I just think it's silly political posturing, and they should focus on the substantive issue of coming up with a sensible energy policy instead of pissing in the wind like this.

If it takes them 9 years to come up with an energy policy after they get in to government again, then we actually are going to be pretty fucked regardless of whether we've nationalised the industry or not.
 
I disagree, but you're right, it is a minor point, other than the bit about it distracting them from doing what they're supposed to be doing in the energy field, and developing a sensible energy policy while in opposition.
 
It's a minor point in the (current) context of this thread. It's a pretty huge point in the politics of this country. A sane energy policy would have to include nationalisation.

The CiF commenters have picked up the ball and run with it anyway, so I guess the answer to my question is: mebbe.

Turns out it was Livingstone's idea. It's in his manifesto.
 
The point being that there would be so much money involved in this sort of a project that unless it was actually a nationalised government project, then it could easily bankrupt the labour party if they tried to go entirely not for profit, because the swing in energy prices are so big, and the potential amount of money involved is so big.
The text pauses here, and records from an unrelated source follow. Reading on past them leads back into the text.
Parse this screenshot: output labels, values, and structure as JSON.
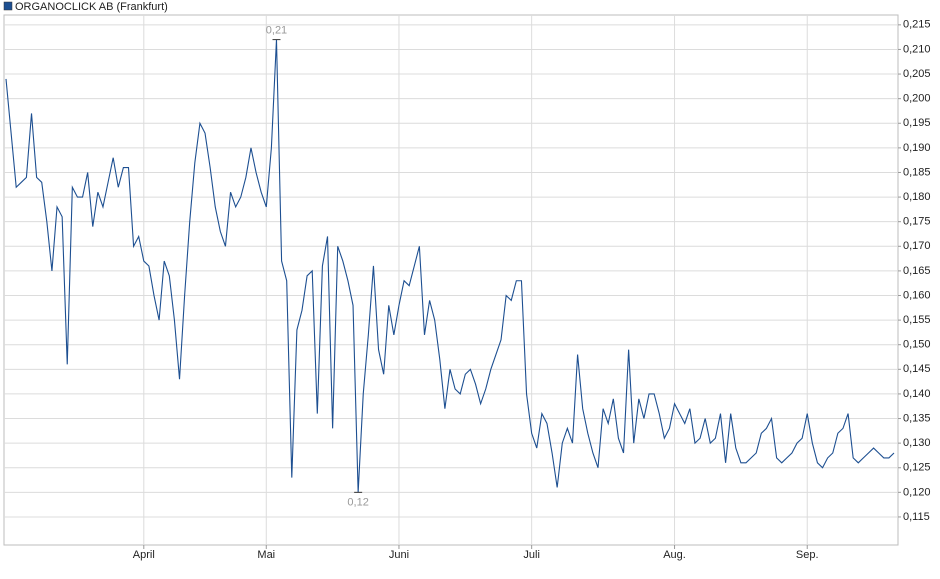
{
  "chart_data": {
    "type": "line",
    "categories": [
      null,
      null,
      null,
      null,
      null,
      null,
      null,
      null,
      null,
      null,
      null,
      null,
      null,
      null,
      null,
      null,
      null,
      null,
      null,
      null,
      null,
      null,
      null,
      null,
      null,
      null,
      null,
      "April",
      null,
      null,
      null,
      null,
      null,
      null,
      null,
      null,
      null,
      null,
      null,
      null,
      null,
      null,
      null,
      null,
      null,
      null,
      null,
      null,
      null,
      null,
      null,
      "Mai",
      null,
      null,
      null,
      null,
      null,
      null,
      null,
      null,
      null,
      null,
      null,
      null,
      null,
      null,
      null,
      null,
      null,
      null,
      null,
      null,
      null,
      null,
      null,
      null,
      null,
      "Juni",
      null,
      null,
      null,
      null,
      null,
      null,
      null,
      null,
      null,
      null,
      null,
      null,
      null,
      null,
      null,
      null,
      null,
      null,
      null,
      null,
      null,
      null,
      null,
      null,
      null,
      "Juli",
      null,
      null,
      null,
      null,
      null,
      null,
      null,
      null,
      null,
      null,
      null,
      null,
      null,
      null,
      null,
      null,
      null,
      null,
      null,
      null,
      null,
      null,
      null,
      null,
      null,
      null,
      null,
      "Aug.",
      null,
      null,
      null,
      null,
      null,
      null,
      null,
      null,
      null,
      null,
      null,
      null,
      null,
      null,
      null,
      null,
      null,
      null,
      null,
      null,
      null,
      null,
      null,
      null,
      null,
      "Sep.",
      null,
      null,
      null,
      null,
      null,
      null,
      null,
      null,
      null,
      null,
      null,
      null,
      null,
      null,
      null,
      null,
      null
    ],
    "series": [
      {
        "name": "ORGANOCLICK AB (Frankfurt)",
        "color": "#1d4f91",
        "values": [
          0.204,
          0.193,
          0.182,
          0.183,
          0.184,
          0.197,
          0.184,
          0.183,
          0.175,
          0.165,
          0.178,
          0.176,
          0.146,
          0.182,
          0.18,
          0.18,
          0.185,
          0.174,
          0.181,
          0.178,
          0.183,
          0.188,
          0.182,
          0.186,
          0.186,
          0.17,
          0.172,
          0.167,
          0.166,
          0.16,
          0.155,
          0.167,
          0.164,
          0.155,
          0.143,
          0.16,
          0.175,
          0.187,
          0.195,
          0.193,
          0.186,
          0.178,
          0.173,
          0.17,
          0.181,
          0.178,
          0.18,
          0.184,
          0.19,
          0.185,
          0.181,
          0.178,
          0.19,
          0.212,
          0.167,
          0.163,
          0.123,
          0.153,
          0.157,
          0.164,
          0.165,
          0.136,
          0.166,
          0.172,
          0.133,
          0.17,
          0.167,
          0.163,
          0.158,
          0.12,
          0.14,
          0.152,
          0.166,
          0.149,
          0.144,
          0.158,
          0.152,
          0.158,
          0.163,
          0.162,
          0.166,
          0.17,
          0.152,
          0.159,
          0.155,
          0.147,
          0.137,
          0.145,
          0.141,
          0.14,
          0.144,
          0.145,
          0.142,
          0.138,
          0.141,
          0.145,
          0.148,
          0.151,
          0.16,
          0.159,
          0.163,
          0.163,
          0.14,
          0.132,
          0.129,
          0.136,
          0.134,
          0.128,
          0.121,
          0.13,
          0.133,
          0.13,
          0.148,
          0.137,
          0.132,
          0.128,
          0.125,
          0.137,
          0.134,
          0.139,
          0.131,
          0.128,
          0.149,
          0.13,
          0.139,
          0.135,
          0.14,
          0.14,
          0.136,
          0.131,
          0.133,
          0.138,
          0.136,
          0.134,
          0.137,
          0.13,
          0.131,
          0.135,
          0.13,
          0.131,
          0.136,
          0.126,
          0.136,
          0.129,
          0.126,
          0.126,
          0.127,
          0.128,
          0.132,
          0.133,
          0.135,
          0.127,
          0.126,
          0.127,
          0.128,
          0.13,
          0.131,
          0.136,
          0.13,
          0.126,
          0.125,
          0.127,
          0.128,
          0.132,
          0.133,
          0.136,
          0.127,
          0.126,
          0.127,
          0.128,
          0.129,
          0.128,
          0.127,
          0.127,
          0.128
        ],
        "value_labels": [
          null,
          null,
          null,
          null,
          null,
          null,
          null,
          null,
          null,
          null,
          null,
          null,
          null,
          null,
          null,
          null,
          null,
          null,
          null,
          null,
          null,
          null,
          null,
          null,
          null,
          null,
          null,
          null,
          null,
          null,
          null,
          null,
          null,
          null,
          null,
          null,
          null,
          null,
          null,
          null,
          null,
          null,
          null,
          null,
          null,
          null,
          null,
          null,
          null,
          null,
          null,
          null,
          null,
          "0,21",
          null,
          null,
          null,
          null,
          null,
          null,
          null,
          null,
          null,
          null,
          null,
          null,
          null,
          null,
          null,
          "0,12",
          null,
          null,
          null,
          null,
          null,
          null,
          null,
          null,
          null,
          null,
          null,
          null,
          null,
          null,
          null,
          null,
          null,
          null,
          null,
          null,
          null,
          null,
          null,
          null,
          null,
          null,
          null,
          null,
          null,
          null,
          null,
          null,
          null,
          null,
          null,
          null,
          null,
          null,
          null,
          null,
          null,
          null,
          null,
          null,
          null,
          null,
          null,
          null,
          null,
          null,
          null,
          null,
          null,
          null,
          null,
          null,
          null,
          null,
          null,
          null,
          null,
          null,
          null,
          null,
          null,
          null,
          null,
          null,
          null,
          null,
          null,
          null,
          null,
          null,
          null,
          null,
          null,
          null,
          null,
          null,
          null,
          null,
          null,
          null,
          null,
          null,
          null,
          null,
          null,
          null,
          null,
          null,
          null,
          null,
          null,
          null,
          null,
          null,
          null,
          null,
          null,
          null,
          null,
          null,
          null
        ]
      }
    ],
    "ylim": [
      0.1093,
      0.217
    ],
    "yticks": [
      {
        "value": 0.115,
        "label": "0,115"
      },
      {
        "value": 0.12,
        "label": "0,120"
      },
      {
        "value": 0.125,
        "label": "0,125"
      },
      {
        "value": 0.13,
        "label": "0,130"
      },
      {
        "value": 0.135,
        "label": "0,135"
      },
      {
        "value": 0.14,
        "label": "0,140"
      },
      {
        "value": 0.145,
        "label": "0,145"
      },
      {
        "value": 0.15,
        "label": "0,150"
      },
      {
        "value": 0.155,
        "label": "0,155"
      },
      {
        "value": 0.16,
        "label": "0,160"
      },
      {
        "value": 0.165,
        "label": "0,165"
      },
      {
        "value": 0.17,
        "label": "0,170"
      },
      {
        "value": 0.175,
        "label": "0,175"
      },
      {
        "value": 0.18,
        "label": "0,180"
      },
      {
        "value": 0.185,
        "label": "0,185"
      },
      {
        "value": 0.19,
        "label": "0,190"
      },
      {
        "value": 0.195,
        "label": "0,195"
      },
      {
        "value": 0.2,
        "label": "0,200"
      },
      {
        "value": 0.205,
        "label": "0,205"
      },
      {
        "value": 0.21,
        "label": "0,210"
      },
      {
        "value": 0.215,
        "label": "0,215"
      }
    ],
    "grid": true
  }
}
just to put this into perspective...

labour party annual income = ~£34 million
EDF annual income = ~£65 billion

see the problem if labour were to try this without even the aim of a small profit margin and get it even marginally wrong, they'd be bankrupt in no time flat.
 
eta - and if by some miracle the labour party actually managed to not fuck it up and end up making a profit on it, then this profit could easily rapidly become such a major income source that it would seriously impact on their policies.

I'd be amazed if they didn't just totally fuck it up and lose shedloads of money on it though.
 
Livingstone's plan and Labour's plan seem to be slightly different, but neither of them involves setting up in competition with existing suppliers.

Livingstone says that he can buy electricity at half price via TfL, and they intend to purchase leccy for all of London at that price and pass on the savings to consumers, with admin costs coming out of those savings. Cost-neutral.

Labour seems to be saying that they will negotiate prices with the companies on the basis of having 50,000, or 100,000 or however many people sign up with them. Admin costs might be pump-primed to start with I guess, but they would presumably also come out of savings made by consumers.

I don't see the potential to lose shedloads when they're not taking much financial risk at any point.

If they did somehow manage to turn a profit, they'd have a hard time keeping it for the party instead of nationalising the industry once in government. But I don't see the potential for profit here.